C’est avant tout dans le cadre du chantier de terre qu’ont été mis en place les initiatives de construction collectives. La construction en terre crue fait partie de ces filières qui ont un cycle de vie très vertueux : extraction de la matière première sur site, soit sans transport, mise en œuvre nécessitant très peu d’énergie et déconstruction ne créant pas de déchets. Par contre, sa mise en œuvre nécessite beaucoup de main d’œuvre, bien que celle-ci puisse n’être que peu qualifiée et puisse acquérir le savoir-faire rapidement. C’est donc un matériau très propice aux chantiers collectifs, voir festifs ! Et je citerais un exemple très local, la danse Plinn en Bretagne. Cette danse était pratiquée dans l’objectif de tasser le sol des maisons récemment construites et on appelait à cette occasion tout le voisinage pour que les pas des danseurs transforment le sol terreux en terre battue.
Pour revenir à Baulon, cela n’a pas toujours été une fête. Le chantier participatif avec les enfants pour réaliser une fresque dans les enduits terre de la bibliothèque s’est buté au refus de l’inspection académique, qui ne souhaitait pas qu’ils aillent sur le chantier. Avec l’appui de la commune, ce chantier s’est organisé de manière différente, dans le cadre du centre aéré, avec l’accord des parents et sous couvert administratif de leur assurance. C’est encore une fois grâce aux efforts collectif de certains élus, des services techniques, de l’entreprise du lot terre-fibres et de notre équipe que ces ateliers ont pu avoir lieu. Mais ce n’est qu’une partie des évènements qui ont été organisés.
Dans le cadre du marché du lot terre-fibres, nous avons souhaité avec la commune que soit mis en place un chantier de formation animé par l’association De la Matière à l’ouvrage, dont les stagiaires ont réalisé les murs de refend des salles de classes et les façades de la bibliothèque. En parallèle, un cycle de conférences sur la terre crue était proposé dans la salle communale tous les jeudis soir et des chantiers participatifs organisés tous les vendredis après-midi pour les personnes de la commune, notamment les parents d’élèves. Des ateliers de manipulation de la terre ont aussi pu être mis en place avec les enseignants et les enfants de l’école existante. Ce qui est intéressant, c’est le caractère « expérimental » qui s’est vite installé autour de ces ouvrages en terre dans le cadre de la formation. On a même vu deux chevaux passer sur le chantier pour aider les stagiaires à mélanger la terre ! Encore maintenant, après la réception des ouvrages, nous sommes régulièrement sollicités pour des visites, également pour des études ou mesures par des experts, notamment en acoustique du bâtiment.
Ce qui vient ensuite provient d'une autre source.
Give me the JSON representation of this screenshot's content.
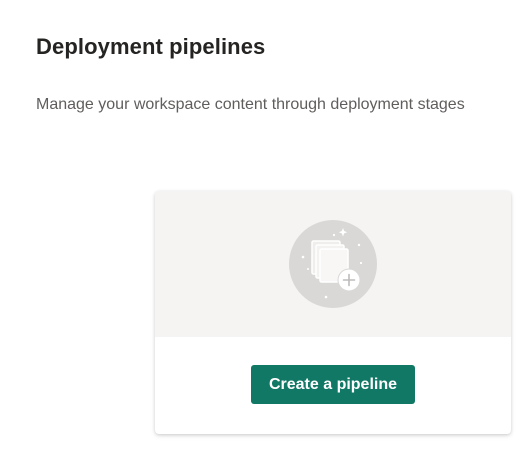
{
  "header": {
    "title": "Deployment pipelines",
    "subtitle": "Manage your workspace content through deployment stages"
  },
  "card": {
    "illustration_icon": "stacked-pages-add-icon",
    "create_button_label": "Create a pipeline"
  },
  "colors": {
    "accent": "#117865",
    "illustration_bg": "#f5f4f3",
    "illustration_circle": "#d9d8d7"
  }
}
En tant qu’architectes, vous avez également eu l’opportunité de vous former au côté du maçon terre crue, Samuel Dugelay, sur votre propre chantier. Alors que l’on observe fréquemment un fossé entre les idées du concepteur et la réalité du terrain, pensez-vous que cette démarche devrait être généralisée ?
Ce qui a été très formateur lors de notre participation à la mise en œuvre des ouvrages en terre, c’est d’avoir pu prendre part à la réalisation des éléments techniques que nous avions conçu au préalable. On comprend évidemment beaucoup mieux comment réagi le matériau, ses capacités et sa complexité de mise en œuvre en le manipulant physiquement. C’est une expérience que nous aimerions renouveler, tout simplement pour pouvoir être plus pertinents lors de prochains projets. Et puis, comme évoqué précédemment, la terre est par essence un matériau propice au travail collectif et participatif.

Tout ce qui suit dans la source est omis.